The world made him ill at ease
He stood a long while in blue weeds

He heard how the branches swung
In a wind that swings

In a life that sways toward life
A man nimble fingered

And so he found a smooth skin
At the bottom of the sky

Where his forehead fit
Kiss to kiss eyes closed

Though this wasn’t the story, not at all
It was the insignificant heart

That was what it was

Soundings and Tracks

This morning taking my trash to the curb I thought how utterly useless the dead are. We have thousands of years of ghost stories but none about the dead as helpmates. I want the dead to clean my house. I’m well over sixty and I’ve given up on making new friendships. But I could use some spirits without expressions to handle my basic chores.

What would I pay them? I’d give them a miniature self portrait where I’m half human, half mole.

If they washed my windows (a fitting job for them) I’d give them the straws I use to measure snow in winter.

Its late spring, almost summer and the birds are flying today with a renewed willingness, as if they’ve solved the trick of living power animated by their ancestors.

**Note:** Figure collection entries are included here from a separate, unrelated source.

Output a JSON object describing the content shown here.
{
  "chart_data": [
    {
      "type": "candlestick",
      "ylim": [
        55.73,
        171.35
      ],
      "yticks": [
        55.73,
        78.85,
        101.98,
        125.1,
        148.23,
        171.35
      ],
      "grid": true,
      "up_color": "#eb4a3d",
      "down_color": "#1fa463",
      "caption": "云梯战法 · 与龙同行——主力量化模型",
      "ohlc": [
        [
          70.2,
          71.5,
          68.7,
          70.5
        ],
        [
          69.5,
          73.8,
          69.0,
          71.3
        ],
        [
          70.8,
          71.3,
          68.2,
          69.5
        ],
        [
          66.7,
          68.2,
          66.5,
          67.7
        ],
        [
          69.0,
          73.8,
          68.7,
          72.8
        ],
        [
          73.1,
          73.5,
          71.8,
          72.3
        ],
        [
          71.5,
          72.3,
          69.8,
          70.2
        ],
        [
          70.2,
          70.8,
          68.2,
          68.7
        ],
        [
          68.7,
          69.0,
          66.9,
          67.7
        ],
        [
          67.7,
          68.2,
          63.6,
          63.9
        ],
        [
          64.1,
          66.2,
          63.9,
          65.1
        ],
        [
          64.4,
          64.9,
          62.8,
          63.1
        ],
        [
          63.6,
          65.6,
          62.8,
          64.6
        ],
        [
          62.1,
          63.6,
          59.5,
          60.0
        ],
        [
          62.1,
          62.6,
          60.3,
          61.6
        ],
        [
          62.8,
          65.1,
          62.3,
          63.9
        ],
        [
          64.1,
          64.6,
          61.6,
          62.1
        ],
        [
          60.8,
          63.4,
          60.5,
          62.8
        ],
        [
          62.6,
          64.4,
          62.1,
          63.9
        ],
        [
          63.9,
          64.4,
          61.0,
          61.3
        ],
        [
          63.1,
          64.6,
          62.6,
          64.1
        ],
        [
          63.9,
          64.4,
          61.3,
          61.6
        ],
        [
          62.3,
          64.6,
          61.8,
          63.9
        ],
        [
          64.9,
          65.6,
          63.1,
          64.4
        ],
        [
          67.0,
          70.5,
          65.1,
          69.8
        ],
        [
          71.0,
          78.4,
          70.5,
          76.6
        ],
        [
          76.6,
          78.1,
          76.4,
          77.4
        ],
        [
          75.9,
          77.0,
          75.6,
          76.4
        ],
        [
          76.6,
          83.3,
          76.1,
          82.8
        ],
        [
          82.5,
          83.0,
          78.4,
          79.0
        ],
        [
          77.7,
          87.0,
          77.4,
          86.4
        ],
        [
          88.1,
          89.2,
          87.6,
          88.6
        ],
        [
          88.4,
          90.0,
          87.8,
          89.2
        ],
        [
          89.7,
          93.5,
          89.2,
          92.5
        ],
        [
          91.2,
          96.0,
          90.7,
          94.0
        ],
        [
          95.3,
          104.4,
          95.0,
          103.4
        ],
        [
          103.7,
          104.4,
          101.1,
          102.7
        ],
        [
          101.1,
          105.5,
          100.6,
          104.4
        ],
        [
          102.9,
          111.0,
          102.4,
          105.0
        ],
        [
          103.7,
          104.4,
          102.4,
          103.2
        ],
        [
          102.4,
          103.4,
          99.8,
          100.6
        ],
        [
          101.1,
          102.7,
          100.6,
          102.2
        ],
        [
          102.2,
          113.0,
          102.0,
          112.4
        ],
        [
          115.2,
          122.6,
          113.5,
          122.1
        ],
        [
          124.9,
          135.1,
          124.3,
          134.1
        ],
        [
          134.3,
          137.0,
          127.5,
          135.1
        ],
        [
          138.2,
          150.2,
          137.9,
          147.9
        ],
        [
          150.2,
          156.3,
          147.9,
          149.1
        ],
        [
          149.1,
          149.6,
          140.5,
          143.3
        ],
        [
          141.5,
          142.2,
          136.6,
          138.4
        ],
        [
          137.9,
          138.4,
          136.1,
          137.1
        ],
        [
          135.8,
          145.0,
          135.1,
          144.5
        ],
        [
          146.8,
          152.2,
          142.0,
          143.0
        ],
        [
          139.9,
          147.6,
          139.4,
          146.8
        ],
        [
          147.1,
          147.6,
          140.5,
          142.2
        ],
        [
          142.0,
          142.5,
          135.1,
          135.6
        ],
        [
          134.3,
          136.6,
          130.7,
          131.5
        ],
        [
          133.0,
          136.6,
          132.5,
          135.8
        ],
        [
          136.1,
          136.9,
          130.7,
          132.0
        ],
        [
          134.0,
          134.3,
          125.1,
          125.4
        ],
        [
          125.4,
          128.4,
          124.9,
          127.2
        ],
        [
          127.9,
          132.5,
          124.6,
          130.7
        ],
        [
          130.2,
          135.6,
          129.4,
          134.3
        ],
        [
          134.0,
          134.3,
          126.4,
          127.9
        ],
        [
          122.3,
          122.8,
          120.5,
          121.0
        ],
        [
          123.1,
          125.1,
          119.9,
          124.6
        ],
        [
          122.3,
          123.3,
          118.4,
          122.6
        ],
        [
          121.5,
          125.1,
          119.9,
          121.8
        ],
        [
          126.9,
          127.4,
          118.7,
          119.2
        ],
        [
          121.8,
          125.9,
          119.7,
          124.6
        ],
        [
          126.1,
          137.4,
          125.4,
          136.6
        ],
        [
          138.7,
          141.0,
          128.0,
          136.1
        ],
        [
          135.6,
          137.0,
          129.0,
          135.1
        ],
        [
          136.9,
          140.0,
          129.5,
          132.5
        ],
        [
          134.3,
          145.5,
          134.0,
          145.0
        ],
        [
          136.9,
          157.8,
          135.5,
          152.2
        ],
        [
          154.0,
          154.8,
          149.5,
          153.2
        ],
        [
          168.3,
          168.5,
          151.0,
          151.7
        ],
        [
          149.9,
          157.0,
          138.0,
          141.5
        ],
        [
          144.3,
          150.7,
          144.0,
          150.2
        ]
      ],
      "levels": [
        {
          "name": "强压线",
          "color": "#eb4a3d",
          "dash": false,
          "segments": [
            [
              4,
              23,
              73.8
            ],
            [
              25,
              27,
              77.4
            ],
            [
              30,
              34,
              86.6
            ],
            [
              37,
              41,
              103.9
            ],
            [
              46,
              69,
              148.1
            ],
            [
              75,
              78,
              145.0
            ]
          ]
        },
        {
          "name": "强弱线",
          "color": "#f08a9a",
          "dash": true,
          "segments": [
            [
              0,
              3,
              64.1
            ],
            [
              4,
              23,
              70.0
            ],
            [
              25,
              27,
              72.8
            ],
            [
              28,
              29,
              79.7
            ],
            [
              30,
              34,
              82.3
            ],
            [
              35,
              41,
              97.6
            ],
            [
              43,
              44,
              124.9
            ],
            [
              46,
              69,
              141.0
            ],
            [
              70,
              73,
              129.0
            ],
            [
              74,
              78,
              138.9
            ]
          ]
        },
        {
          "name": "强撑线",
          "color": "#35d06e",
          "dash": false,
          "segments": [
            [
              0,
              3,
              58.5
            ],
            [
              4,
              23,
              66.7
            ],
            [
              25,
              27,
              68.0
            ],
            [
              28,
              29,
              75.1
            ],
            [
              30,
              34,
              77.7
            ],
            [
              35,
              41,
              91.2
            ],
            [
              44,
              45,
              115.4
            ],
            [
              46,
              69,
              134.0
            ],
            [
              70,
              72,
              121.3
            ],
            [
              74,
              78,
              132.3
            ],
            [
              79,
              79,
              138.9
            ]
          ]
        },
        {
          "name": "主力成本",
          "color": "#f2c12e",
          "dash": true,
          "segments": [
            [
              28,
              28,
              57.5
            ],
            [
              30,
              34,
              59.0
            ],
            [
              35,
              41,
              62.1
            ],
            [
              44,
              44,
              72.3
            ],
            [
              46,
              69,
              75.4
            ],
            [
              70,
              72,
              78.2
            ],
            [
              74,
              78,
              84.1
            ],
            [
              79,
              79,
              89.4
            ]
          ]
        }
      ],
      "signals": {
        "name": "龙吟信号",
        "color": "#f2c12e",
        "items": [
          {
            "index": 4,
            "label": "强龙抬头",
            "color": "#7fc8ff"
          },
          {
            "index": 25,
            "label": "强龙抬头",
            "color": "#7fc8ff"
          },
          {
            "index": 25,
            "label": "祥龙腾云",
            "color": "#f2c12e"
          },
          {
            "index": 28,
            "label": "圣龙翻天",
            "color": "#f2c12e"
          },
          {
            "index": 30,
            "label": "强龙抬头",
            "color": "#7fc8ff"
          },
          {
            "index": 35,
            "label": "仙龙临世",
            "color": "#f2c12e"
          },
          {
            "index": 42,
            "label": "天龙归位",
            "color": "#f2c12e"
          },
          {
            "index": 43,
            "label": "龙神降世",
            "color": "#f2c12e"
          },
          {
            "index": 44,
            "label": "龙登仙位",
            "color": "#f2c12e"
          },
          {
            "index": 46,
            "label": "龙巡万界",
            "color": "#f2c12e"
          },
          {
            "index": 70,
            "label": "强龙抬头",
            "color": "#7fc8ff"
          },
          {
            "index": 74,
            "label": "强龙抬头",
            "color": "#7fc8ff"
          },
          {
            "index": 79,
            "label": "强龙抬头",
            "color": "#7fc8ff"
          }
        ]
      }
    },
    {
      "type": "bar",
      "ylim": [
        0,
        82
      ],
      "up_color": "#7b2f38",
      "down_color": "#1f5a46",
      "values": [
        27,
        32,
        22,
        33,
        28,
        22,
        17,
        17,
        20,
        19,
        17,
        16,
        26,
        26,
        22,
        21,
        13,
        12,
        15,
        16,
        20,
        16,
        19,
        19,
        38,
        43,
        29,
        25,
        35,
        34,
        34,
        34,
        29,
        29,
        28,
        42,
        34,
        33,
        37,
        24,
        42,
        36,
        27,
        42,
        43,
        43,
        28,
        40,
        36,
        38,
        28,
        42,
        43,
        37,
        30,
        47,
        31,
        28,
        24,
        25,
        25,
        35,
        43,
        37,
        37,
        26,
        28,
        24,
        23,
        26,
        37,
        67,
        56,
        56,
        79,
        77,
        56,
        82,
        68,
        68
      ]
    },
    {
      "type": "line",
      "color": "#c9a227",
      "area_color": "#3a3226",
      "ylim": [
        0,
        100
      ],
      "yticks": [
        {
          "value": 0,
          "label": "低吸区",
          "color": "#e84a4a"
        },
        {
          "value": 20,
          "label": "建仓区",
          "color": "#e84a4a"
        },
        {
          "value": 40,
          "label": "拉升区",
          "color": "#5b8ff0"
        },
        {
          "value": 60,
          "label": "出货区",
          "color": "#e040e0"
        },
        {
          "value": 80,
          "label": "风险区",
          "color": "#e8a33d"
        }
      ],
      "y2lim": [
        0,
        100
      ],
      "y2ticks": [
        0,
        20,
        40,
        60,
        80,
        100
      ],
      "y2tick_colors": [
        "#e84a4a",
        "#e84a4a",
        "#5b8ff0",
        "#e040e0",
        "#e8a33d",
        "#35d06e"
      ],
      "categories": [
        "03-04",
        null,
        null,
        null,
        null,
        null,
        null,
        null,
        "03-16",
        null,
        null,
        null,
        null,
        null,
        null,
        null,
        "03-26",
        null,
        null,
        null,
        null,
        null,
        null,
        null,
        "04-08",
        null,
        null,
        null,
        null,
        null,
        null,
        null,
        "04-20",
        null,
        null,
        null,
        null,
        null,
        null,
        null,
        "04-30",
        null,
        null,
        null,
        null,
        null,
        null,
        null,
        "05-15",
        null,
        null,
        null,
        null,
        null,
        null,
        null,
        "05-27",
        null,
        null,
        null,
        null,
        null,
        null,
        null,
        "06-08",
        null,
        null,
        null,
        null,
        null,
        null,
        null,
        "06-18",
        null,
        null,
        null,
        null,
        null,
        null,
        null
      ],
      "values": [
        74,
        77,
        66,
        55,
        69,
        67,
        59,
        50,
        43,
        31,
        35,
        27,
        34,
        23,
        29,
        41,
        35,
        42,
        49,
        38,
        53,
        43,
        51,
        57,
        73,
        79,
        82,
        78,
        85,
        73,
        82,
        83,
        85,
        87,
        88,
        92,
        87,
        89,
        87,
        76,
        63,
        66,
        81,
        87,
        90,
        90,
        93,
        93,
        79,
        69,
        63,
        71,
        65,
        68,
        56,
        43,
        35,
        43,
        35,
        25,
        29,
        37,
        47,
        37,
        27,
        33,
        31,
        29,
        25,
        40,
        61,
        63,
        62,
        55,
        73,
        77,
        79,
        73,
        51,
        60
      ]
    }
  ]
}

But living men and women are trapped, doing their own chores…

The Four Seasons

The Four Seasons

They try to break you by not being obvious
Housing prices go up if you’re Black

December rain on your neck
“We can’t install a ramp…”

Where are Shelley’s legislators
Where is Batman

A bus rumbles by with an advertisement for lawyers
Do you think the attorneys read poetry

My dog looks at me
Don’t worry I tell her

It’s just seasonal tears

The Gingerbread Man

I’m a shadow—what a thing to say—
I mean, blindness is outside…

Now there’s a man
(As all children know)
Who’s inside
A gingerbread man

**

I dragged the poem from the woods. I was a peasant after all, shoes wet. What was I to do? Winter was coming…

**

Safely home he sits with the gingerbread man who remains inside him
The blind homunculus doppelgänger puppet of the abyss

**

One migrates backwards
Into the emptying self

Thinking of Spinoza on a Spring Day

Dear God, I can’t help you—not anymore
And blind as I am, at present I’m listening
To a lonesome goldfinch

Who has mistaken the next kingdom
For this one (I think you know)
And the world is about time ticking down

And an old woman I know shares her books
And some of us love each other
And I can’t help you— not anymore

We won’t be broken

Pre-surgical Anxiety Department

Tomorrow I’m having major eye surgery. Briefly, I dislodged the artificial lens in my right eye and it needs to be removed and replaced. In the world according to custom this should be easy but I have severely damaged retinas in both eyes—this is why I’m blind to begin with. The procedure will be tricky. I joke about it. “If I lose the eye I’ll wear an eye patch and get a parrot…”

All surgery is risky. And while this isn’t as precarious as many operations, my anxiety levels are “elevated.”

Anxiety stands flickering in the sunlight.
Anxiety accuses me of what I’ve never become.
It flies in the mind like excited birds.